I believe that God created humans for the same reason two people agree to have a child, He simply wanted a being that He could love and that could choose to love Him back. I am not a parent yet, but I would imagine that parents similarly want to hold onto their child for as long as possible. They don’t want the child to know the evils of the world; thus, since the contrast provided by evil defines good, parents can be similarly said to instruct their children to not eat of the Tree of Knowledge of Good and Evil.

However, this brings up the question, why put the tree there in the first place? Well, let us examine it from this angle, would humans have free will if there were no tree? In other words, what other ways could humans disobey God if there were not any commands to disobey? The fact God gave an instruction opens the opportunity for disobedience.

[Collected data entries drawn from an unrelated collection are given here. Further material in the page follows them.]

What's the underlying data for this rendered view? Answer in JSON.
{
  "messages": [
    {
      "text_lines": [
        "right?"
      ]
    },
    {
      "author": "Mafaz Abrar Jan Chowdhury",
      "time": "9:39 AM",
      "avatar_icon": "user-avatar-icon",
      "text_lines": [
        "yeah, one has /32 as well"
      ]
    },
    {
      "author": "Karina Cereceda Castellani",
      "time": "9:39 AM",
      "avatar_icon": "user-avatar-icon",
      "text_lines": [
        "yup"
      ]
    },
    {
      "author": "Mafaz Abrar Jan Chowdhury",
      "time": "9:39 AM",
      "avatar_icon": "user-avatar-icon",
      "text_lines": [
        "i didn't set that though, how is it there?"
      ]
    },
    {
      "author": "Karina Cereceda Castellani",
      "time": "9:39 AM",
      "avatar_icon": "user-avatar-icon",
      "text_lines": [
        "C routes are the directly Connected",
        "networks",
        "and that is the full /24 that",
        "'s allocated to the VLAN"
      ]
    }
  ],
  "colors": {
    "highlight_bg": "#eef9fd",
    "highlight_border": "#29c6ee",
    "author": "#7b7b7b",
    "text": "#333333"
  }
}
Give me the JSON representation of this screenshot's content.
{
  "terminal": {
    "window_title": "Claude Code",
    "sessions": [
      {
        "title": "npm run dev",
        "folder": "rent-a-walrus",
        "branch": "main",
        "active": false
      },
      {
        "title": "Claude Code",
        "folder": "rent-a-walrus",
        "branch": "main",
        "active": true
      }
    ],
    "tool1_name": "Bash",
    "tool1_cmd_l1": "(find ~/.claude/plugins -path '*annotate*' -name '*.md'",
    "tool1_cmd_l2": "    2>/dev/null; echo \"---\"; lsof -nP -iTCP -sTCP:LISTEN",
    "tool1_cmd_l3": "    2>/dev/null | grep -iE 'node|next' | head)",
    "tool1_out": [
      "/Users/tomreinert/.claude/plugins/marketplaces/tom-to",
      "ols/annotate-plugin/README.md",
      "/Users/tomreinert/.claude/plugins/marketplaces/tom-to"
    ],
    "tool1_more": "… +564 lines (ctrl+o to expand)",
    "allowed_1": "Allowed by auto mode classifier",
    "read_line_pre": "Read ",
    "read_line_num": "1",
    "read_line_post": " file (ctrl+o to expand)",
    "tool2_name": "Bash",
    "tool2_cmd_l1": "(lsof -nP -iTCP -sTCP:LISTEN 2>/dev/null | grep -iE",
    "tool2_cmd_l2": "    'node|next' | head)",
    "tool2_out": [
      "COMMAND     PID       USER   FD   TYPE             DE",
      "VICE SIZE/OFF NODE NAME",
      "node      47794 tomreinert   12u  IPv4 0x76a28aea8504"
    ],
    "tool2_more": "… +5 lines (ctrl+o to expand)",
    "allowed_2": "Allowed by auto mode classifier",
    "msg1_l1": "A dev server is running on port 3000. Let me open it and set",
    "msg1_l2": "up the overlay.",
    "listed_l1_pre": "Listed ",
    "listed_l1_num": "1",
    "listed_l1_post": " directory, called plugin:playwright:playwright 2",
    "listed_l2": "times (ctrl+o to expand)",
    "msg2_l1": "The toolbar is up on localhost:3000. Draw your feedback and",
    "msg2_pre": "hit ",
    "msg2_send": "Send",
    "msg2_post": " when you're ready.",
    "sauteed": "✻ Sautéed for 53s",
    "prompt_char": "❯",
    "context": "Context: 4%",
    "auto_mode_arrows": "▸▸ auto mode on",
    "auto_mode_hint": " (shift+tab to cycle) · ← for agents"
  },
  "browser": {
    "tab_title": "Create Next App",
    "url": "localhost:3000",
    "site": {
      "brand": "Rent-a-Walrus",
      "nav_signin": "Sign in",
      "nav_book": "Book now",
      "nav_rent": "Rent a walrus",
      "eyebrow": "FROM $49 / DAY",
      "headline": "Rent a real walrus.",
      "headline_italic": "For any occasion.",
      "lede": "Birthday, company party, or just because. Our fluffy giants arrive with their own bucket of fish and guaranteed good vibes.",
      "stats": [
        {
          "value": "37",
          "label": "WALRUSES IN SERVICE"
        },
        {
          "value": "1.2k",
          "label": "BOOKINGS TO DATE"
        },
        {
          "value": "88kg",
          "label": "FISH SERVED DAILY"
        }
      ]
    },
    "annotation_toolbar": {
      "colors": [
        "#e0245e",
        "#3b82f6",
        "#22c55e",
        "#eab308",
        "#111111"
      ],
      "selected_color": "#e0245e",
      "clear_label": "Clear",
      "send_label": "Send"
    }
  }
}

Going back to my earlier analogy, think of the Tree of Knowledge of Good and Evil as the outside world. Sooner or later the child will wonder what is beyond the confines of his/her parent’s house because humans are naturally curious beings. However, if there is only a house, or garden, and no other options, then could the child actually love the parent? As I believe, God wants a being He can love and that could love Him in return. However, as is very apparent in the story of Christ, love requires sacrifice. Thus, God sacrificed the perfect world by placing the Tree of Knowledge of Good and Evil in the garden, in order so that true love can be achieved.

Also, the consequence of death from eating the fruit is not negative, as some may suggest. Rather, it is a blessing because we gain the opportunity to die like everything else in creation. On this Earth are abundant blessings in disguise. Opposites, such as death, allow us to further appreciate gifts like life.

FireMadeFlesh's avatar

@Knowledge_Seeker “In other words, what other ways could humans disobey God if there were not any commands to disobey? The fact God gave an instruction opens the opportunity for disobedience.”

Why make it a matter of obedience vs. disobedience? If Adam and Eve had been truly free, they would have been treated as autonomous beings capable of reason. Rather than being given commands, God would have given them advice – “its not really a good idea in my opinion to do ______.”